Chapter 4: Glossary

32 12 6
                                        

Perundungan merupakan tindakan bodoh yang hanya dilakukan oleh bibit-bibit sampah masyarakat dari zaman ke zaman. Sebagai pecinta kebersihan akut, remaja berumur tujuh belas tahun bernama Felix Cooper tentu tidak akan membiarkan sampah meraja lela. Ia berpendapat bahwa sampah sudah selayaknya dibuang dan dimusnahkan dari dunia ini selamanya.

Di bangku paling pojok dekat jendela, Felix duduk di atas bangku dengan tangan menopang dagu. Suasana kelas saat ini terlihat sangat riuh. Maklum, para pengajar sedang rapat di aula utama.

Tidak seperti teman-teman lain. Felix lebih suka menyendiri dan diam. Ia benci berinteraksi padahal sudah nyaris satu tahun ia bersekolah di sini. Peduli setan jika sebagian orang mengatainya makhluk anti sosial.

Dari lantai tiga, sepasang mata merah kecokelatan menatap ke bawah. Lebih tepatnya menatap lima siswa bajingan yang sedang asyik memukuli seorang remaja culun berkacamata tebal. Felix memang tidak mengenal mereka, tetapi pemandangan di bawah sana sukses membuat nuraninya geram setengah mati.

Napas berat berembus melalui mulut. "Merepotkan sekali," gumamnya pelan.

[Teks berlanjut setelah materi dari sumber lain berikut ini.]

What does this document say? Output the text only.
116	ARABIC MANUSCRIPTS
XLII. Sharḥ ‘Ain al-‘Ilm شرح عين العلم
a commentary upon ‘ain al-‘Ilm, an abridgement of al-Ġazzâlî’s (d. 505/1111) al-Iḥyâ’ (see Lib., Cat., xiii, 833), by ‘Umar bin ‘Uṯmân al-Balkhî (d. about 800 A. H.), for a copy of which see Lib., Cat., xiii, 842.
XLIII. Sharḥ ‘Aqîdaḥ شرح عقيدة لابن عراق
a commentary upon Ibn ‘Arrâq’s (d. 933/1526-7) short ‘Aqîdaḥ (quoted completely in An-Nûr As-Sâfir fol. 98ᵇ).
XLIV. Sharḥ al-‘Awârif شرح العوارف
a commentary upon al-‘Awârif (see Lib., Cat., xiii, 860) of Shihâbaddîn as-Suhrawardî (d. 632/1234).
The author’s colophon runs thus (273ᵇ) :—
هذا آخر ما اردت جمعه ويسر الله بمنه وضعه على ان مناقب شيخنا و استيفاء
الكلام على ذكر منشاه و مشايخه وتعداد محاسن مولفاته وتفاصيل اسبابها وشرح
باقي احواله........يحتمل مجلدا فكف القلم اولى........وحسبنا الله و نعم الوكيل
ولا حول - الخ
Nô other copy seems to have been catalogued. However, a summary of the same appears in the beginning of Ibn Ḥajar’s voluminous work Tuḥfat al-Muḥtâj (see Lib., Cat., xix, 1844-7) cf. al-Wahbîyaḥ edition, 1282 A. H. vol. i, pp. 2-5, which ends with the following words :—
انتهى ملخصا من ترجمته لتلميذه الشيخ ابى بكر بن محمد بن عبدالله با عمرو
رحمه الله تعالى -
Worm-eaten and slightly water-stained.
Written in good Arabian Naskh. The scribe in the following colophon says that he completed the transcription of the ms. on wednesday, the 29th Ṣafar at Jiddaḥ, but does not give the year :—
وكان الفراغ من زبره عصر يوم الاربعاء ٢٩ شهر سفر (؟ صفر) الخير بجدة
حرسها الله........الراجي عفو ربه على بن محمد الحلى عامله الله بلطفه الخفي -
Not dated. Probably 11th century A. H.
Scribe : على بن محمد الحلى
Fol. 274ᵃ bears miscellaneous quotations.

Meski begitu, Felix tetap diam di tempat dan kembali melanjutkan aktivitas yang sempat tertunda yakni bermain game. Jangankan menyelamatkan siswa culun dari perundungan, bergabung bersama teman-teman lain yang sibuk bermain bola di kelas saja malas. Namun, jangan salah. Ia bertingkah demikian bukan karena tidak peduli, melainkan karena sedang menunggu waktu yang tepat. Alangkah baiknya ia menunggu sampah-sampah itu untuk bersenang-senang sebelum membuangnya dari dunia ini.

Felix memenangkan pertandingan. Tulisan 'you win' terpampang jelas di layar ponsel. Bersamaan dengan itu, bel pulang berkumandang. Para murid kegirangan. Satu per satu dari mereka membereskan kekacauan di atas meja, kemudian berbondong-bondong keluar dari kelas yang memuakkan.

Sepasang kaki melangkah konstan di tengah keramaian. Felix memandang lurus ke depan tanpa memedulikan sekitar. Pembawaannya sangat tenang dan santai. Ia kembali mengalihkan atensi ke arah layar ponsel. Kedua ibu jari bergerak, mengetik sebuah pesan singkat yang bertuliskan; bersiaplah, sebentar lagi aku akan melakukannya. Tidak ingin membuang-buang waktu, ia segera mengirim pesan kepada seseorang bernama Dalton Wood.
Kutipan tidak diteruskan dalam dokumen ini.